My apologies to anyone who is still following this blog - I've been really slacking off on updating it.
In my quest to rehab my lower back, I noticed that the Yoga routine assigned to me by my last two teachers emphasized the core in some way. I discontinued Yoga lessons because of the need to create some time in my schedule for other things, but carried the idea of emphasizing core work to my regular exercise.
Monday's training, with Intuitive Training scores:
Circuit (done 5x):
Chinups x6, RPT=8, RPE=6, RPD=4
Power Wheel Hand Walk x10 forward and backwards, RPT=8, RPE=4, RPD=4
Power Wheel Leg Curl x5, RPT=6, RPE=5, RPD=3
Power Wheel Pike Up x10, RPT=8, RPE=4, RPD=4
Rest 3-5 min.
Finish with Chest Expander work to compensate for training effects on shoulder. I was experiencing left shoulder soreness from the above routine until I tried the Chest Expander exercises I'd used to rehab the same shoulder a couple of years ago.
This has been my exercise routine of late, with rep numbers increasing as Intuitive Training scores allow. As a very brief recap, if RPT (Rate of Perceived Technique) is 8 or greaters, RPE (Rate of Perceived Effort) is 3-4 or less, and RPD (Rate of Perceived Discomfort) is 4 or less, then it is time to increase exercise difficulty. Intuitive Training is of course from Scott Sonnon's Circular Strength Training system.

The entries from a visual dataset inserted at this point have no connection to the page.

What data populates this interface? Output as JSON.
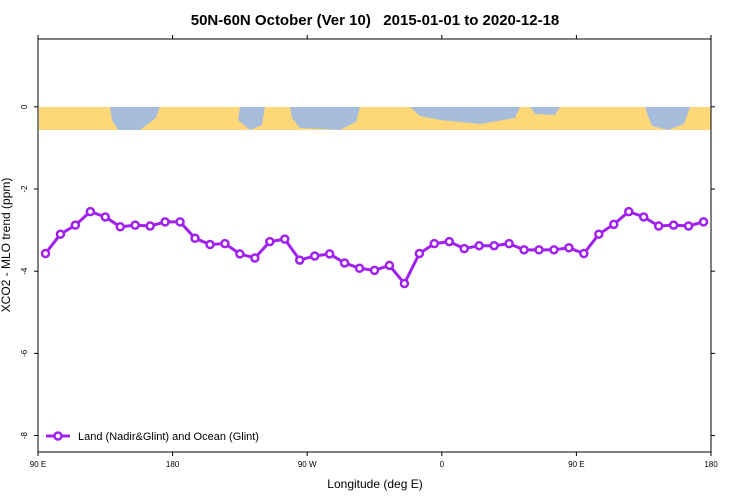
{
  "chart_data": {
    "type": "line",
    "title": "50N-60N October (Ver 10)   2015-01-01 to 2020-12-18",
    "xlabel": "Longitude (deg E)",
    "ylabel": "XCO2 - MLO trend (ppm)",
    "x": [
      95,
      105,
      115,
      125,
      135,
      145,
      155,
      165,
      175,
      185,
      195,
      205,
      215,
      225,
      235,
      245,
      255,
      265,
      275,
      285,
      295,
      305,
      315,
      325,
      335,
      345,
      355,
      365,
      375,
      385,
      395,
      405,
      415,
      425,
      435,
      445,
      455,
      465,
      475,
      485,
      495,
      505,
      515,
      525,
      535
    ],
    "series": [
      {
        "name": "Land (Nadir&Glint) and Ocean (Glint)",
        "color": "#a020f0",
        "values": [
          -3.57,
          -3.1,
          -2.88,
          -2.55,
          -2.68,
          -2.92,
          -2.88,
          -2.9,
          -2.8,
          -2.8,
          -3.2,
          -3.35,
          -3.33,
          -3.58,
          -3.68,
          -3.28,
          -3.22,
          -3.73,
          -3.63,
          -3.58,
          -3.8,
          -3.93,
          -3.98,
          -3.86,
          -4.3,
          -3.57,
          -3.33,
          -3.28,
          -3.45,
          -3.38,
          -3.38,
          -3.33,
          -3.48,
          -3.48,
          -3.48,
          -3.43,
          -3.57,
          -3.1,
          -2.86,
          -2.55,
          -2.68,
          -2.9,
          -2.88,
          -2.9,
          -2.8
        ]
      }
    ],
    "xlim": [
      90,
      540
    ],
    "xticks": [
      {
        "value": 90,
        "label": "90 E"
      },
      180,
      {
        "value": 270,
        "label": "90 W"
      },
      {
        "value": 360,
        "label": "0"
      },
      {
        "value": 450,
        "label": "90 E"
      },
      {
        "value": 540,
        "label": "180"
      }
    ],
    "ylim": [
      -8.4,
      1.65
    ],
    "yticks": [
      0,
      -2,
      -4,
      -6,
      -8
    ],
    "legend": "bottomleft"
  }
}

The Power Wheel came with an instructional DVD and a brief set of printed instructions, which differ from one another in what exercises are prescribed for each skill level, so I use elements from both the DVD and the printed manual.
I use Lifeline's Jungle Gym 2 as my chinup device. I do chinups to strengthen my back from the top side - so the entire back is covered. The chinup was also one of the few ways to strengthen my arms without negatively impacting my back.
I'll keep doing this routine until I can do 10 Power Wheel Leg Curls. I figure by then the lower back should be strong enough to handle a switchover to Clubbell training.